Del resto Beppe Sala non ha mai fatto vita di partito nel Pd lasciando cadere i numerosi inviti ricevuti per partecipare a riunioni di partito. E, in ogni caso, rimane il candidato del Nazareno alle elezioni d’autunno per Palazzo Marino. In fondo la collocazione di Sala tra i Verdi potrebbe rafforzare il suo ruolo nella partita ecologico-ambiental-digitale mobilitando ingenti risorse che divengono strategiche in una città metropolitana come Milano e dando un forte contributo per la ripresa dell’economia di tutto il paese.
Qualcosa di rilevante è però accaduto negli ultimi giorni con l’emersione della candidatura a sindaco di Gabriele Albertini, ex inquilino di Palazzo Marino dal 1997 al 2006, ipotizzata inizialmente (e sorprendentemente) dal Corriere della Sera e fatta propria in prima persona da Matteo Salvini. Nel secondo mandato di Albertini, la Lega era entrata in maggioranza ma tra i due non vi erano mai stati per la verità eccellenti rapporti. Oggi, almeno per Salvini, i vecchi dissapori sono retaggi del passato che non hanno più ragione di esistere e la nuova candidatura di Albertini, che ha sempre tenuto un certo understatement (al punto di autodefinirsi amministratore di un grande condominio, cosa che non ha nuociuto alla sua popolarità), sarebbe un’ottima idea. E non solo perché rappresenterebbe una figura nota e riconoscibile da un elettorato come quello milanese che gli ha dato in passato grandi consensi ma soprattutto perché non è certo identificabile come “uomo della Lega” la quale, del resto, quando ha accentuato posizioni sovraniste non ha mai ottenuto grandi risultati elettorali in una metropoli che per la sua storia ha una vocazione riformista del “fare” e si sente integrata in una realtà europea di cui vorrebbe semmai accelerarne l’integrazione.
È più che naturale la convergenza su Albertini da parte Forza Italia e di Fratelli d’Italia, oltre che di altre forze moderate. I sondaggi fatti avrebbero confermato per l’ex sindaco buone prospettive in un ipotetico duello elettorale con Sala che nel frattempo ha presentato la sua lista civica e si propone di “costruire la prossima classe dirigente della città”. Gabriele Albertini è però rimasto sino ad ora in silenzio. Forse per riflettere bene su una candidatura che, oltre alla possibile soddisfazione di riaprire una partita che sembrava ormai chiusa con una marcia trionfale di Sala, gli comporterebbe, in caso di vittoria, impegni assai gravosi, che ben conosce per avere diligentemente svolto il ruolo in passato, e che lo priverebbe di quella privacy che pure apprezza molto.
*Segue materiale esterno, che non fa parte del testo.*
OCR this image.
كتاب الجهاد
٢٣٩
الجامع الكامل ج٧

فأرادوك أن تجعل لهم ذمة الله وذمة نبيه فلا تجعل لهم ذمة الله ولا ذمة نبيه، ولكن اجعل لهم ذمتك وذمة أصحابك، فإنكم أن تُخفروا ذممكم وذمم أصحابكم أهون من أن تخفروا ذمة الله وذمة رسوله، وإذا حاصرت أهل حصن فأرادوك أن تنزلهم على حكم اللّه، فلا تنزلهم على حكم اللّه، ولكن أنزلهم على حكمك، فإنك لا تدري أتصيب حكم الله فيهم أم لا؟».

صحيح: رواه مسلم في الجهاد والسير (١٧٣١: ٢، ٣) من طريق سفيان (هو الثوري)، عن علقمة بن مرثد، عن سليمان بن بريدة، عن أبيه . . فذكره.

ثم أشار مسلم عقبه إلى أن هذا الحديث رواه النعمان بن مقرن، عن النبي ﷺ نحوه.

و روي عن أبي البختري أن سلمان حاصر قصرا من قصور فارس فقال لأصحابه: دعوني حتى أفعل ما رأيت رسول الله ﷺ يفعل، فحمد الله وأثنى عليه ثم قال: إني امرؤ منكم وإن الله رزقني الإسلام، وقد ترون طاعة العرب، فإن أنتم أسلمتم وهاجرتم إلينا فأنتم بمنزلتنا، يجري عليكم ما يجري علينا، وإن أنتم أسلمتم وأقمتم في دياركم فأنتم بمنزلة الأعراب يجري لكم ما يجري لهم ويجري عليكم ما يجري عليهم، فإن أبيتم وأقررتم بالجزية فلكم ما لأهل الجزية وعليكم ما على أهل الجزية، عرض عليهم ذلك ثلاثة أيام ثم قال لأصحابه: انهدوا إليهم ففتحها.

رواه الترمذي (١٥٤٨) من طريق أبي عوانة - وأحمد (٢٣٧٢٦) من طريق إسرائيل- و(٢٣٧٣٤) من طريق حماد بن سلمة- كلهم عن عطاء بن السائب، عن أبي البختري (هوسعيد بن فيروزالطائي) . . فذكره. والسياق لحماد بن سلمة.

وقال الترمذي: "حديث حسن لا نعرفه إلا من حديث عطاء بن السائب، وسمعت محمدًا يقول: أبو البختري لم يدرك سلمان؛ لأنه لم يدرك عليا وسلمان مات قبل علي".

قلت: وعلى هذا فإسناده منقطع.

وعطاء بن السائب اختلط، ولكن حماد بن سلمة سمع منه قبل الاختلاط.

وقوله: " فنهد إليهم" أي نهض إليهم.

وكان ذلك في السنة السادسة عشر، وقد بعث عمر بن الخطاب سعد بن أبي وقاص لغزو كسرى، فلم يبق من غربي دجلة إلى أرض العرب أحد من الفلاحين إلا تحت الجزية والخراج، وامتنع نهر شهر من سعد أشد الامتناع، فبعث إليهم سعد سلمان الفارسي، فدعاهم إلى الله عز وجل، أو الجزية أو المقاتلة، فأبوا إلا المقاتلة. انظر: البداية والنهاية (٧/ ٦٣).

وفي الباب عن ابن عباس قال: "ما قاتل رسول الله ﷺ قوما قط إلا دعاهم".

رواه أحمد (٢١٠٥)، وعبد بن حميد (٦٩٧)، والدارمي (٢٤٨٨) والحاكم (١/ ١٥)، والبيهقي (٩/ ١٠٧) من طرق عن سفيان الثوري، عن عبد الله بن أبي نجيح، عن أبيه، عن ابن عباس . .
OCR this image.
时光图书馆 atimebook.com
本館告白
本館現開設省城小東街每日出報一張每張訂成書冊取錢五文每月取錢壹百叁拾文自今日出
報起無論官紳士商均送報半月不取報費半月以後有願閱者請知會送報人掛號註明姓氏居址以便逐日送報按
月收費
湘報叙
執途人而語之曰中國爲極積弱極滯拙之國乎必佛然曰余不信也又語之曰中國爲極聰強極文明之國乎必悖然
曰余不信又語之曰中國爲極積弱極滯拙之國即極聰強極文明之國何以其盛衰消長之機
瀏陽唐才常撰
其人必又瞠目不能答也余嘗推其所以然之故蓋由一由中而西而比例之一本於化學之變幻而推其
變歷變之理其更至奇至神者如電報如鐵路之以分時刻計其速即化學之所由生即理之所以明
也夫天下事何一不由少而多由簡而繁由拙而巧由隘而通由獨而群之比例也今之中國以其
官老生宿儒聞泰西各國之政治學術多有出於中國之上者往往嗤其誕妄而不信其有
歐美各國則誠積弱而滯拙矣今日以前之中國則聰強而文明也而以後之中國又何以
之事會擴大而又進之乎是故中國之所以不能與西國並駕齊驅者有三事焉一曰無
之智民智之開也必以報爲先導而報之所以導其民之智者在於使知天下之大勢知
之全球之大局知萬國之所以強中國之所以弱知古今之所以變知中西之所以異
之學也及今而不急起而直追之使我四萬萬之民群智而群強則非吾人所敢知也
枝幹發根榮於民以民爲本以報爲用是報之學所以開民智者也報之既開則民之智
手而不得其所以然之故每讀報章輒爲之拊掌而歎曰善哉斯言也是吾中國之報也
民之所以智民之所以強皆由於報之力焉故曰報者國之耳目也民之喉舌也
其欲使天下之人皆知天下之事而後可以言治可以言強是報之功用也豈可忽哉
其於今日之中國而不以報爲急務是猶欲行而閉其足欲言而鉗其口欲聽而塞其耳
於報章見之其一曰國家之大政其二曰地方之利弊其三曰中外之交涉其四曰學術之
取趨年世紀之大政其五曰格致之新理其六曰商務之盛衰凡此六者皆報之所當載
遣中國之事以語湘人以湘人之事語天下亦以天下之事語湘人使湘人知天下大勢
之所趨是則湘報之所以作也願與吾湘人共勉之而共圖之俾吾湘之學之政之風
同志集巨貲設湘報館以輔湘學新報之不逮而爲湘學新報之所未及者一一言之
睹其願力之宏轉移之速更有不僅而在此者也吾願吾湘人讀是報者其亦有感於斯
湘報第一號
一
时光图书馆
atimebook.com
O forse attende di conoscere le reali intenzioni di tutti i partner per porre precise condizioni.
In ogni caso Repubblica si è portata avanti presentandolo, affiancato a Bassolino, come una “minestra riscaldata”, simbolo gerontocratico della decadenza inarrestabile dell’odierna offerta politica di un sistema commissariato dal governo Draghi. Albertini (classe 1950) è avvertito.
Per il resto chi vivrà vedrà, anche Sala del resto ci ha pensato un po’ prima di ricandidarsi.